Search code examples
pythoncsspython-3.xpython-requests-html

Cannot find css class using Request HTML


After following this tutorial on finding a css class and copying the text on a website, I tried to implement this into a small text code but sadly it didnt work. I followed the tutorial exactly on the same website and did get the headline of the webpage, but cant get this process to work for any other class on that, or any other , webpage. Am I missing something? I am a beginner programmer and have never used Request HTML or anything similar before. Here is an example of the code I'm using, the purpose being to grab the random fact that appears in the "af-description" class when you load the webpage.

from requests_html import HTMLSession
session = HTMLSession()
r = session.get('http://mentalfloss.com/amazingfactgenerator')
r.html.find('.af-description', first=True)
description = r.html.find('.af-description', first=True)
print("Fun Fact:" + description.text)

No matter how hard I try and no matter how I rearrange things or try different code, I cant get it to work.

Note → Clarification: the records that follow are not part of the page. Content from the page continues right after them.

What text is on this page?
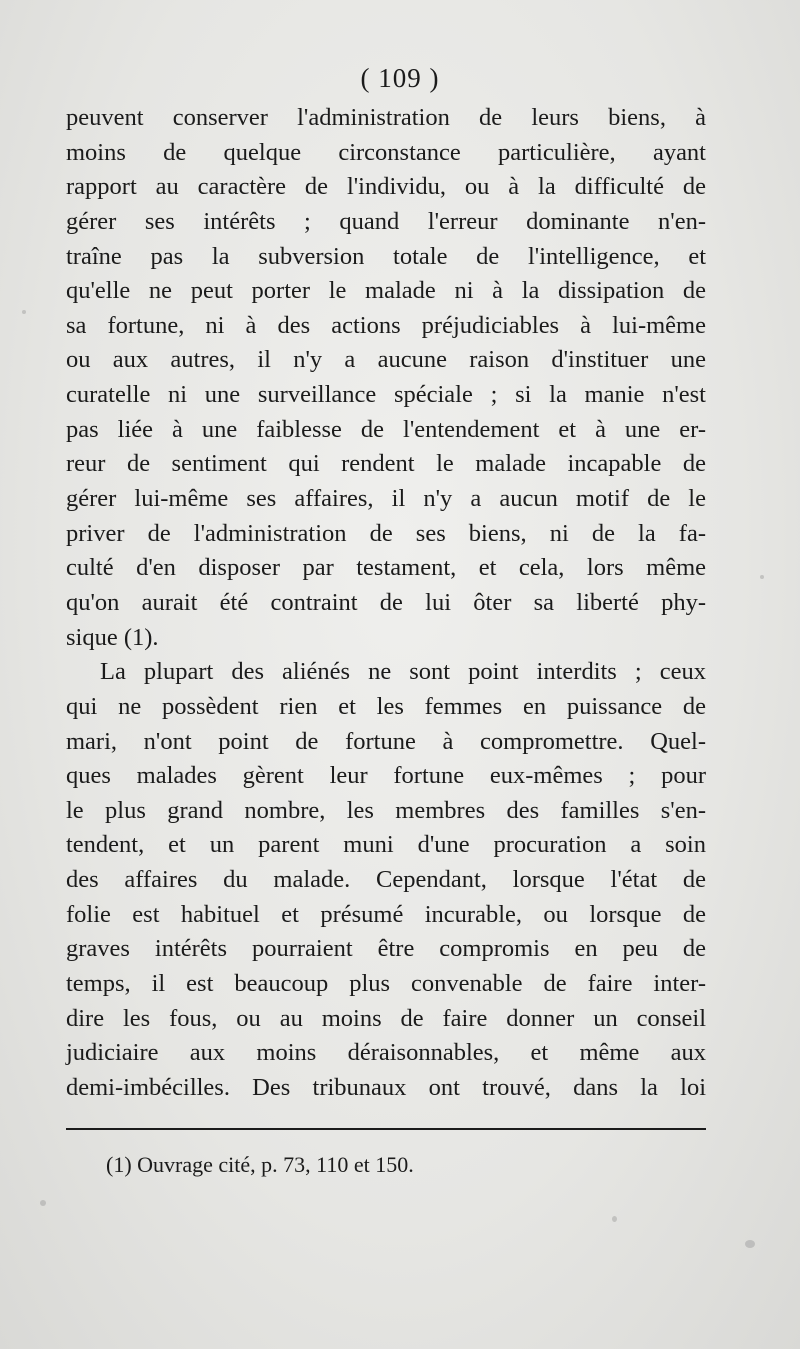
( 109 )
peuvent conserver l'administration de leurs biens, à
moins de quelque circonstance particulière, ayant
rapport au caractère de l'individu, ou à la difficulté de
gérer ses intérêts ; quand l'erreur dominante n'en-
traîne pas la subversion totale de l'intelligence, et
qu'elle ne peut porter le malade ni à la dissipation de
sa fortune, ni à des actions préjudiciables à lui-même
ou aux autres, il n'y a aucune raison d'instituer une
curatelle ni une surveillance spéciale ; si la manie n'est
pas liée à une faiblesse de l'entendement et à une er-
reur de sentiment qui rendent le malade incapable de
gérer lui-même ses affaires, il n'y a aucun motif de le
priver de l'administration de ses biens, ni de la fa-
culté d'en disposer par testament, et cela, lors même
qu'on aurait été contraint de lui ôter sa liberté phy-
sique (1).
La plupart des aliénés ne sont point interdits ; ceux
qui ne possèdent rien et les femmes en puissance de
mari, n'ont point de fortune à compromettre. Quel-
ques malades gèrent leur fortune eux-mêmes ; pour
le plus grand nombre, les membres des familles s'en-
tendent, et un parent muni d'une procuration a soin
des affaires du malade. Cependant, lorsque l'état de
folie est habituel et présumé incurable, ou lorsque de
graves intérêts pourraient être compromis en peu de
temps, il est beaucoup plus convenable de faire inter-
dire les fous, ou au moins de faire donner un conseil
judiciaire aux moins déraisonnables, et même aux
demi-imbécilles. Des tribunaux ont trouvé, dans la loi
(1) Ouvrage cité, p. 73, 110 et 150.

It seems to not be able to find the class or the text the class contains. Please help.


Solution

  • What you are trying to do requires that the HTML source contains an element with such a class. A browser does much more than just download HTML; it also downloads CSS and Javascript code when referenced by the page, and executes any scripts attached to the page, which can trigger further network activity. If the content you are looking for was generated by Javascript, you can see the elements in the browser development tools inspector, but that doesn't make the element accessible to the r.html object!

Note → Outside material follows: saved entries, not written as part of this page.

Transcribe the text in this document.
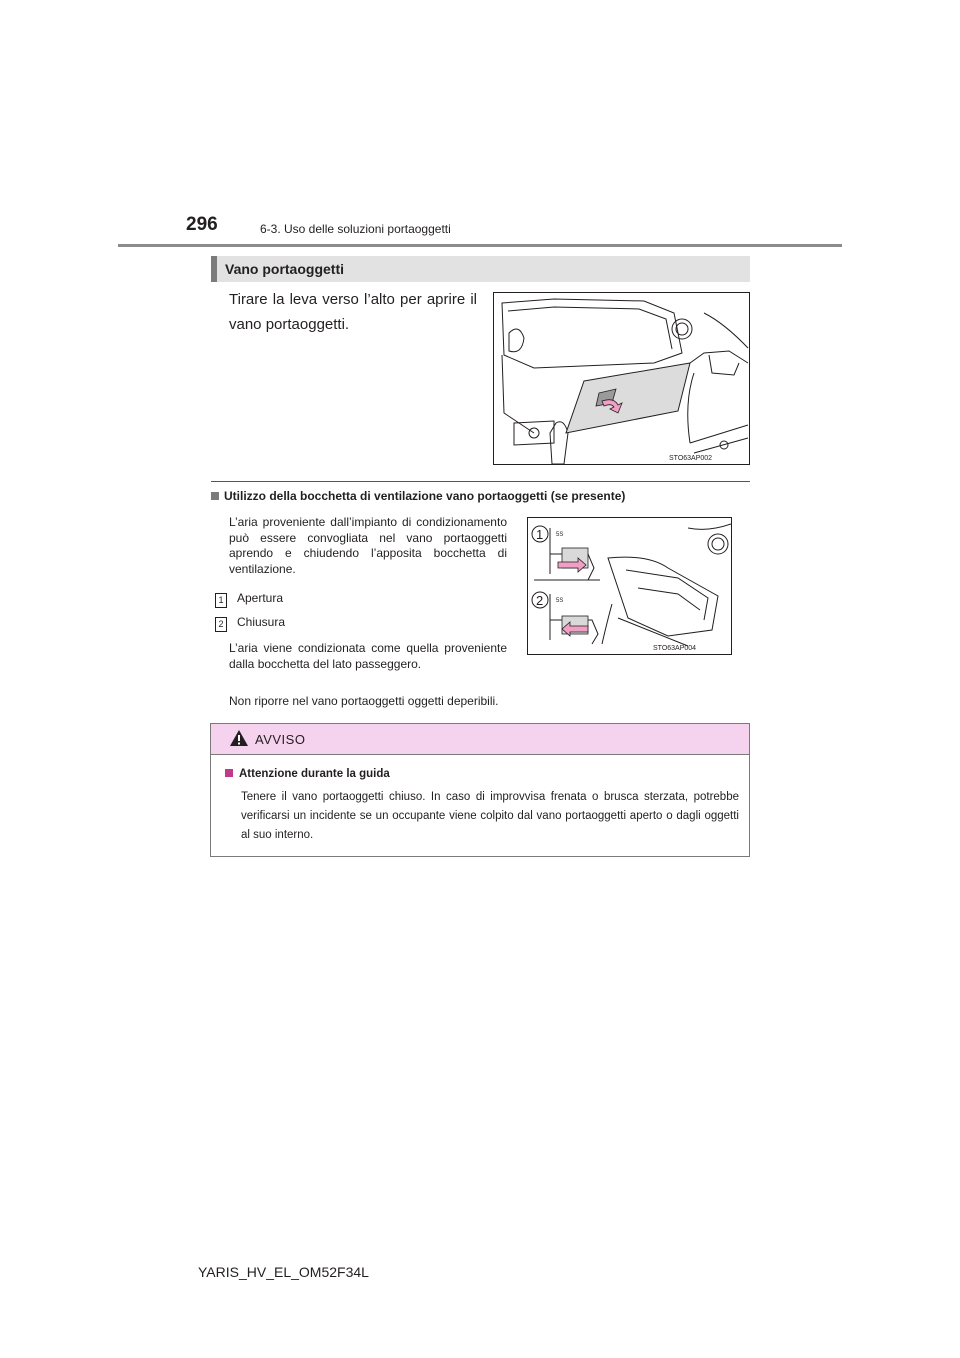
296	6-3. Uso delle soluzioni portaoggetti
Vano portaoggetti
Tirare la leva verso l’alto per aprire il vano portaoggetti.
STO63AP002
Utilizzo della bocchetta di ventilazione vano portaoggetti (se presente)
L’aria proveniente dall’impianto di condizionamento può essere convogliata nel vano portaoggetti aprendo e chiudendo l’apposita bocchetta di ventilazione.
1 Apertura
2 Chiusura
L’aria viene condizionata come quella proveniente dalla bocchetta del lato passeggero.
Non riporre nel vano portaoggetti oggetti deperibili.
5S
5S
1
2
STO63AP004
AVVISO
Attenzione durante la guida
Tenere il vano portaoggetti chiuso. In caso di improvvisa frenata o brusca sterzata, potrebbe verificarsi un incidente se un occupante viene colpito dal vano portaoggetti aperto o dagli oggetti al suo interno.
YARIS_HV_EL_OM52F34L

    In the case of the URL you tried to scrape, if you look at the network console you'll see that an AJAX request GET request http://mentalfloss.com/api/facts is made to fill the <div af-details> structures, so if you wanted to scrape that data you could just get it as JSON directly from the API:

    r = session.get('http://mentalfloss.com/api/facts')
    description = r.json()[0]['fact']
    print("Fun Fact:" + fact)
    

    You can make the requests_html session render the page with Javascript too by calling r.html.render().

    This then uses a headless browser to render the HTML, execute the JavaScript code embedded in it, fetch the AJAX request and render the additional DOM elements, then reflect the whole page back to HTML for your code to mine. The first time you do this the required libraries for the headless browser infrastructure are downloaded for you:

    >>> from requests_html import HTMLSession
    >>> session = HTMLSession()
    >>> r = session.get('http://mentalfloss.com/amazingfactgenerator')
    >>> r.html.render()
    [W:pyppeteer.chromium_downloader] start chromium download.
    Download may take a few minutes.
    # .... a lot more information elided
    [W:pyppeteer.chromium_downloader] chromium extracted to: /Users/mj/.pyppeteer/local-chromium/533271
    >>> r.html.render()
    >>> r.html.find('.af-description', first=True)
    <Element 'div' class=('af-description',)>
    >>> _.text
    'The cubicle did not get its name from its shape, but from the Latin “cubiculum” meaning bed chamber.'
    

    However, this requires your computer to do a lot more work; for this specific example, it's easier to just call the API directly.